35In his initial report, dated 11 December 2019, Dr Ravi took a past psychiatric history of the plaintiff, where she stated that she had never had any mental health issues in the past and has not received any support or treatment for her mental health issues. He noted that the plaintiff had a few sessions of psychology through EAP from Allianz.[14] He noted that the plaintiff, at that stage, gave a history of some three years of harassment at her place of employment. Dr Ravi’s diagnosis at that time was Chronic Adjustment Disorder, Mixed Anxiety and Depression, worsening of symptoms in the context of workplace harassment and mistreatment. He placed the plaintiff on 20 milligrams of escitalopram per day for her mood symptoms. Dr Ravi’s opinion was that the plaintiff required some supportive psychotherapy, and had planned to link her with a psychologist.[15]
[14]PCB 79
[15] PCB 80
36In a report dated 24 February 2020, Dr Ravi was of the opinion that the plaintiff had a capacity to re-join her pre-injury role as a senior project officer, but recommended that a new location be found for her.[16]
[16]PCB 82
37Dr Ravi continued to see the plaintiff over a period of time and reviewed her on 17 April 2021 and 27 April 2021.
38In his report dated 4 December 2022, Dr Ravi extended his history taken from the plaintiff to include the fact she had experienced a divorce which had some impact on her self-esteem, but she eventually coped well from the separation. In that report, he continued his diagnosis that the plaintiff was suffering from a Chronic Adjustment Disorder with Mixed Anxiety and Depression, worsening of symptoms in the context of workplace harassment and mistreatment.[17] At that stage, Dr Ravi changed the plaintiff’s medication to 150 milligrams of sertraline per day in December 2022. Dr Ravi’s opinion was that the plaintiff had no capacity for pre-injury employment or new employment services:
“In my previous reviews a year ago, I had suggested that … [the plaintiff] had capacity to rejoin in her pre-injury role as Senior Project Officer, but given the break in relationship with her previous staff supervisors and her inability to re-join in any new location or new employment services, it is unlikely that she will return to any sort of work role in the foreseeable future. … .”[18]
[17]PCB 90
[18]PCB 91
39Dr Ravi then went on, in that report, to state as follows:
“… [The plaintiff] does not have any capacity to rejoin her pre-injury role due to ongoing chronic mental health symptoms and restricted mobility. In addition, she also has persistent depression and anxiety symptoms leading to poor attention and concentration difficulties hindering her work performance. I do not foresee her rejoining any sort of work-force in the future. In addition, she has significant social avoidance due to low self-esteem and negative conditions. Her motivation levels are poor. Her personal care and house-keeping abilities have slowly deteriorated leading to a less productive lifestyle.”[19]
[19]PCB 92
40In his report dated 3 February 2023, Dr Ravi stated as follows:
“During my sessions, … [the plaintiff] is constantly distressed and bursts into emotional distress when she talks about the ordeal and stress from her previous workplace. Being away from a work role and receiving the termination letter from her previous employer has significantly lowered her self-esteem and confidence levels. She often bursts into tears on reading these psychiatric reports and further worsening her depression and anxiety. I have been coordinating multiple treatment modalities which includes a combination of antidepressant medications and psychotherapy strategies, however the response to this treatment strategies has been modest at best so far.”[20]
[20]PCB 94
41In summary, Dr Ravi has been treating the plaintiff from 2013 to 2023, and has seen a deterioration of her condition from a possibility of going back to work, to no possibility of going back to work in any manner whatsoever.
Dr Albert Kaplan, psychiatrist
42Dr Kaplan prepared one report dated 28 November 2022. Dr Kaplan saw the plaintiff by way of videoconferencing and for medico-legal reporting purposes.
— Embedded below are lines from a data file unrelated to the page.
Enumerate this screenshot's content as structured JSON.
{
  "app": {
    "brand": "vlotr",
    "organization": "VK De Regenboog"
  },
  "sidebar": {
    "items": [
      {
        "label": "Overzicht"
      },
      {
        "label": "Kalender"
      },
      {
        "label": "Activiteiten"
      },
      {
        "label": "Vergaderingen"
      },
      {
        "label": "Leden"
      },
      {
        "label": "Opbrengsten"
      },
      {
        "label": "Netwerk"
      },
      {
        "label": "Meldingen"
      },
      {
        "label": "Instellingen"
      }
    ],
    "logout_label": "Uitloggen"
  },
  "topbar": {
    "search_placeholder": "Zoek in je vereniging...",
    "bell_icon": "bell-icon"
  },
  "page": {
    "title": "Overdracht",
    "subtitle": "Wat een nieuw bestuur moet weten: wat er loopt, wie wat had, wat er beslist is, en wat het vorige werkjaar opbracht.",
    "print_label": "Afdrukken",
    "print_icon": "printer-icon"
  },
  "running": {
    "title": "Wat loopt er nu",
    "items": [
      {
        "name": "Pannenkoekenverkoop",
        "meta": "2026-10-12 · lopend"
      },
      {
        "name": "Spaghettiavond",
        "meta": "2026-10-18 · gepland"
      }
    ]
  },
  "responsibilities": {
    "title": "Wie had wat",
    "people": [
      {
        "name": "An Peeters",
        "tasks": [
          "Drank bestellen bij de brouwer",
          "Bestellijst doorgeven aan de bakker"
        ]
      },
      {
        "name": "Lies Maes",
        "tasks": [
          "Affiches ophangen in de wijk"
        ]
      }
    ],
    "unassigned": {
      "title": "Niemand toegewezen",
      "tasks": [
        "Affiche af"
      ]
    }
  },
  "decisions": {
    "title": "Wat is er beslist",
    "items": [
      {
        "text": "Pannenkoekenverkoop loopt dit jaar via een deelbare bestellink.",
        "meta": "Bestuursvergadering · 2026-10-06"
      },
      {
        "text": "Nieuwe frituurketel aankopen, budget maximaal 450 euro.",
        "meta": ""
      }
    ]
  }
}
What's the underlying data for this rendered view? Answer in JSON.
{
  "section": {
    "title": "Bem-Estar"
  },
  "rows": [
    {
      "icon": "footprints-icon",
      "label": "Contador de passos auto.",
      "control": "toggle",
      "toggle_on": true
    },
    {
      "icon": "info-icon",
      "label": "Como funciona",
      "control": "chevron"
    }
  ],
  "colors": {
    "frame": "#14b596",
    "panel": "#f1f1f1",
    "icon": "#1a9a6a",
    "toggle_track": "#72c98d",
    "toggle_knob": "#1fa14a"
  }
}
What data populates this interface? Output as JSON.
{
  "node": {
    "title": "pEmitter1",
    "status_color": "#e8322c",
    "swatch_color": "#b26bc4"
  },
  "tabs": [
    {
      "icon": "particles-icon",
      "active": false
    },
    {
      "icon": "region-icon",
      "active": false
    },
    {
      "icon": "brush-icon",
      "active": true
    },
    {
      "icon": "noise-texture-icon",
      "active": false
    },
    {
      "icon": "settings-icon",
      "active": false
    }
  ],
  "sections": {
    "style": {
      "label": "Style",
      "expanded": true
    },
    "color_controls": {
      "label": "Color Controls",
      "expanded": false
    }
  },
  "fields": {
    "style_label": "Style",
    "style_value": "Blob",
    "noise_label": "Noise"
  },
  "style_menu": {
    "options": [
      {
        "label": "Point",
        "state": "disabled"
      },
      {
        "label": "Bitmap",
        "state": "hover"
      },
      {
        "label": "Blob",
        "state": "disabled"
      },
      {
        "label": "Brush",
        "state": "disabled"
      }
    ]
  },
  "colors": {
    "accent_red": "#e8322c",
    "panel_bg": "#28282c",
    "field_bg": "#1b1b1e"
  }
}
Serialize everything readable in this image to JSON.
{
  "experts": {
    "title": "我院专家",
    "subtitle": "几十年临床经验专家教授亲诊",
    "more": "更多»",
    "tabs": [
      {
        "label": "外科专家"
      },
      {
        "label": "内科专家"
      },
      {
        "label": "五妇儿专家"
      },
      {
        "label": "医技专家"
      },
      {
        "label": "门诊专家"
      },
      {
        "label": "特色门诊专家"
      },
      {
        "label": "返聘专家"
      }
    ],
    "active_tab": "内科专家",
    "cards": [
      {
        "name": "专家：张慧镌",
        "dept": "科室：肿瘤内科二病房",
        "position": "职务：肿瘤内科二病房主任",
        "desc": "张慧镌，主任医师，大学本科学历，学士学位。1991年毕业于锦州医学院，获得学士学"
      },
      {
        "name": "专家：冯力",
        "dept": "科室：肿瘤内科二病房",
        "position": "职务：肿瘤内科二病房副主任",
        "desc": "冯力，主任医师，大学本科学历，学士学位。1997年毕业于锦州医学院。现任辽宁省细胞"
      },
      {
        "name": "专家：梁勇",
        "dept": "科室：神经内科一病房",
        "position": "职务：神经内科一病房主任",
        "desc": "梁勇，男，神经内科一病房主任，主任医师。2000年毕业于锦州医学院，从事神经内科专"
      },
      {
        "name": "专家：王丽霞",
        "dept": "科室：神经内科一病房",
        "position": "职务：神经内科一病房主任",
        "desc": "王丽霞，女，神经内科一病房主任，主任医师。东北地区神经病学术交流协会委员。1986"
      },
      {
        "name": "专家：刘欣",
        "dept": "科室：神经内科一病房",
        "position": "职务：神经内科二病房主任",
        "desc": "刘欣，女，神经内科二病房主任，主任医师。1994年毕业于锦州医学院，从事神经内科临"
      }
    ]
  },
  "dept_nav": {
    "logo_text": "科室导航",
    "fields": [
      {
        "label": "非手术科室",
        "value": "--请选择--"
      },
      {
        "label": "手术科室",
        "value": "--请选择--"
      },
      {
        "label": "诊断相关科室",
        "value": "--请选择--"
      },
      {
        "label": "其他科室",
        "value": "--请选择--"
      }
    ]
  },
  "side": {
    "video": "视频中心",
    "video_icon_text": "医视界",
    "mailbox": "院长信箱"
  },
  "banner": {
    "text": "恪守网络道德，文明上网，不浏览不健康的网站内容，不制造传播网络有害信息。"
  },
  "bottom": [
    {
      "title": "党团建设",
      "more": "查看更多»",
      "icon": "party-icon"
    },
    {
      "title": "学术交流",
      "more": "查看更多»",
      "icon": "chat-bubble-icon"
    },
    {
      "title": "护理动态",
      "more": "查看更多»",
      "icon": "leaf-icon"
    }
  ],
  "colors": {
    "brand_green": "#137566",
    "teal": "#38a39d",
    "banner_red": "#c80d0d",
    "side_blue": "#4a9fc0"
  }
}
The plaintiff did not give Dr Kaplan any history of mental health problems prior to her employment difficulties with Gordana and Lynette at work, commencing in or around 2012 and 2013. Dr Kaplan did note that the plaintiff’s father had died and that she was a divorced woman with two children. In his report, Dr Kaplan stated as follows:
“… Her condition is best characterised as a Chronic Major Depressive Disorder associated with Anxiety and Traumatisation Features.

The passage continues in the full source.